Erica Yao is a Ph.D. candidate in the Department of Art and Art History at Stanford, studying display and visual culture at the imperial palace in eighteenth-century China. Her other research interests include: programs of collecting and cataloguing as well as cross-cultural exchange, particularly as witnessed in Chinese imperial commissions.
SHC Project
"Systems of Display at the Qing Dynasty Court: Visual Culture in Eighteenth-Century China"

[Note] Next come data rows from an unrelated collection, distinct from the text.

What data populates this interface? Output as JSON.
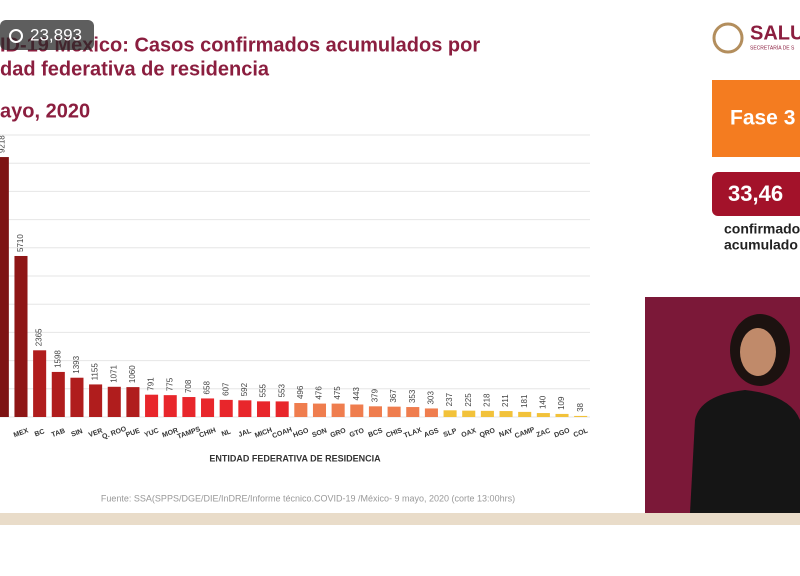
{
  "chart_data": {
    "type": "bar",
    "title_lines": [
      "ID-19 México: Casos confirmados acumulados por",
      "dad federativa de residencia",
      "ayo, 2020"
    ],
    "x_label": "ENTIDAD FEDERATIVA DE RESIDENCIA",
    "source": "Fuente: SSA(SPPS/DGE/DIE/InDRE/Informe técnico.COVID-19 /México- 9 mayo, 2020 (corte 13:00hrs)",
    "categories": [
      null,
      "MEX",
      "BC",
      "TAB",
      "SIN",
      "VER",
      "Q. ROO",
      "PUE",
      "YUC",
      "MOR",
      "TAMPS",
      "CHIH",
      "NL",
      "JAL",
      "MICH",
      "COAH",
      "HGO",
      "SON",
      "GRO",
      "GTO",
      "BCS",
      "CHIS",
      "TLAX",
      "AGS",
      "SLP",
      "OAX",
      "QRO",
      "NAY",
      "CAMP",
      "ZAC",
      "DGO",
      "COL"
    ],
    "values": [
      9218,
      5710,
      2365,
      1598,
      1393,
      1155,
      1071,
      1060,
      791,
      775,
      708,
      658,
      607,
      592,
      555,
      553,
      496,
      476,
      475,
      443,
      379,
      367,
      353,
      303,
      237,
      225,
      218,
      211,
      181,
      140,
      109,
      38
    ],
    "colors": [
      "#7e1313",
      "#8e1616",
      "#b01d1d",
      "#b01d1d",
      "#b01d1d",
      "#b01d1d",
      "#b01d1d",
      "#b01d1d",
      "#e8262b",
      "#e8262b",
      "#e8262b",
      "#e8262b",
      "#e8262b",
      "#e8262b",
      "#e8262b",
      "#e8262b",
      "#ef7d4e",
      "#ef7d4e",
      "#ef7d4e",
      "#ef7d4e",
      "#ef7d4e",
      "#ef7d4e",
      "#ef7d4e",
      "#ef7d4e",
      "#f2c23a",
      "#f2c23a",
      "#f2c23a",
      "#f2c23a",
      "#f2c23a",
      "#f2c23a",
      "#f2c23a",
      "#f2c23a"
    ],
    "ylim": [
      0,
      10000
    ],
    "yticks": [
      0,
      1000,
      2000,
      3000,
      4000,
      5000,
      6000,
      7000,
      8000,
      9000,
      10000
    ],
    "show_ytick_labels": false,
    "grid": true
  },
  "overlay": {
    "views": "23,893"
  },
  "sidebar": {
    "logo": "SALU",
    "logo_sub": "SECRETARÍA DE S",
    "phase": "Fase 3",
    "total": "33,46",
    "total_caption": [
      "confirmado",
      "acumulado"
    ]
  }
}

Yao's dissertation project examines how eighteenth-century emperors and courtiers of China designed their surroundings to substantiate aspects of their imperium. Through three case studies, she explores how the overt display of imperial objects was purposefully contrived by cultural politics - a practice distinct from previous Chinese traditions of concealing imperial treasures for safekeeping. Because objects were not viewed in isolation but rather formed a system that generated meaning through juxtaposition and presentation, Yao's project considers the cultural and intellectual apparatuses, as well as the political and material economies, that governed environments for display at the imperial palace. Yao examines the production, presentation, and practice of the ideological display and staging of empire and culture. Her approach to researching systems of display is grounded in the ways objects were ideologically understood in the mid-Qing court. Unpacking this aspect of visual culture, which resulted from the hybridization of native, peripheral, and foreign cultures by the imperial center and which affected current tastes and production, consequently provides a more nuanced understanding of cultural practices during the Qing dynasty.